Three legal groups — Mediate Wisconsin, Legal Aid Society of Milwaukee, and Legal Action Wisconsin — that often help renters are part of the collaboration, as are the city of Milwaukee and Milwaukee County, the social service agency IMPACT, Inc., and the Apartment Association of Southeastern Wisconsin.

Luzar hopes landlords use the resource center to help learn there are often alternatives to filing an eviction with the courts.

"Maybe they reach some sort of resolution prior to that, whether the resolution is something everybody wants, maybe everybody feels a little bit better given that the previous tool — filing a court process — isn't always the best option,” Luzar said.

The ninth member of the collaboration is the social service agency Community Advocates, which will house the center in downtown Milwaukee.

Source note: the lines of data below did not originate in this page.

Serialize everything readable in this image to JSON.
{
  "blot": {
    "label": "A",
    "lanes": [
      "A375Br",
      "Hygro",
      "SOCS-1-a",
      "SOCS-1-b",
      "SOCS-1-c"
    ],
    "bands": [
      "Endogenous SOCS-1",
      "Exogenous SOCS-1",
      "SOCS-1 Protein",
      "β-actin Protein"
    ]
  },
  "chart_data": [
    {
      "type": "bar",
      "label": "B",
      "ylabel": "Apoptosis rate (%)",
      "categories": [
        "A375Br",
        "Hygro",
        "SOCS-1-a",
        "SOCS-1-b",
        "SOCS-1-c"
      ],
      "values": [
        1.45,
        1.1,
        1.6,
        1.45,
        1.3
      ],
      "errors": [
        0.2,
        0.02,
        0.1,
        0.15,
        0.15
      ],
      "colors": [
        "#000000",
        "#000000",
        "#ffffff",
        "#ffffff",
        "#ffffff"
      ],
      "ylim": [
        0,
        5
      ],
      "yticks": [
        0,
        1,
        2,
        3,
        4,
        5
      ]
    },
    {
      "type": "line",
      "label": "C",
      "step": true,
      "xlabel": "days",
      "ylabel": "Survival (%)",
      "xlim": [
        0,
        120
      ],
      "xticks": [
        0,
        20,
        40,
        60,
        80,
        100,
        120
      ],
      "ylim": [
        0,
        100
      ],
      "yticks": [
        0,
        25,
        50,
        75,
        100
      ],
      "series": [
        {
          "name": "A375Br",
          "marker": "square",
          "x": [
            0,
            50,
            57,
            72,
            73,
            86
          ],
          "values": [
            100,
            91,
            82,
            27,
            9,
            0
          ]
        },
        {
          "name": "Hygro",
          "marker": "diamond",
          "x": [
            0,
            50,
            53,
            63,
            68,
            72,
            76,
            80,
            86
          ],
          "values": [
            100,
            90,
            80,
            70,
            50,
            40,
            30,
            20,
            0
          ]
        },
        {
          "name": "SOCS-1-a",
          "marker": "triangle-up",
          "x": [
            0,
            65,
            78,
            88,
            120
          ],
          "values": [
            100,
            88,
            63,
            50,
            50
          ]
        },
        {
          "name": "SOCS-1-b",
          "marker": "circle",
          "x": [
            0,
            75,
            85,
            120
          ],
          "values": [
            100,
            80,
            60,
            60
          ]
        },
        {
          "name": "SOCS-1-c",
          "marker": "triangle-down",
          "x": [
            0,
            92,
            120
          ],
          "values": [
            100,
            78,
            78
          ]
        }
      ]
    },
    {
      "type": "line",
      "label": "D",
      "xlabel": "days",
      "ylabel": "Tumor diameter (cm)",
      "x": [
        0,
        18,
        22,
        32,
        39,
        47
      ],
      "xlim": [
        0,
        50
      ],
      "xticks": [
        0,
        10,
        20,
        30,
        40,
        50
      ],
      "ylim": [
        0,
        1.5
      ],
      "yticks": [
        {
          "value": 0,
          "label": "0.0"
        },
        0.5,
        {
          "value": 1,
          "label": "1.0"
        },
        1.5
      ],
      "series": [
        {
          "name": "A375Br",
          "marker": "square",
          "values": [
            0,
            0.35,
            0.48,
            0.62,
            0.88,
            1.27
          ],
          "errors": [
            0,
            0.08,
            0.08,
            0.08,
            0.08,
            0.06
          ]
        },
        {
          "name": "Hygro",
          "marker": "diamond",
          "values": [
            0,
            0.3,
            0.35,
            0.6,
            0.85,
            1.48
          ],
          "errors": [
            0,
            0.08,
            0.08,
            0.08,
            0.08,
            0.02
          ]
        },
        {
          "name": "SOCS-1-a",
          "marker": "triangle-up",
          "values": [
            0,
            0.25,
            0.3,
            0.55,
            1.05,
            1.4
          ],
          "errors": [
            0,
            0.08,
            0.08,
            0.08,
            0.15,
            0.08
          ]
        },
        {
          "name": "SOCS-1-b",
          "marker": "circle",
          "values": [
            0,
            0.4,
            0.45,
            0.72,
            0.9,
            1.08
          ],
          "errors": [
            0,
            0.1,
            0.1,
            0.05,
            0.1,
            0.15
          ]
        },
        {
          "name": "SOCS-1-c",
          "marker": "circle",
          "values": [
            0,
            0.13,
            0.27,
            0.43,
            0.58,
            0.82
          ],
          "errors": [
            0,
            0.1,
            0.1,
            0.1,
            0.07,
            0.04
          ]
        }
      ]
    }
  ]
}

Besides socially distanced meetings and other resources, the center will offer computers that will allow people to attend virtual eviction hearings.

Deb Heffner of Community Advocates says sociologist Matthew Desmond's 2016 book Evicted highlighted rental housing problems in Milwaukee. A 2018 Wisconsin Policy Forum reporttook a closer look. Heffner says stakeholders have been working ever since on solutions to a potential threat to hundreds of thousands of people in the area.

"Over 50% of Milwaukee County residents rent currently. There are great strides toward home ownership. But in the meantime, while there are renters, it's important they are able to be able to pay their rent,” Heffner says.

Various foundations, endowments and government agencies have provided financial support for the Rental Housing Resource Center, but more fundraising is under way.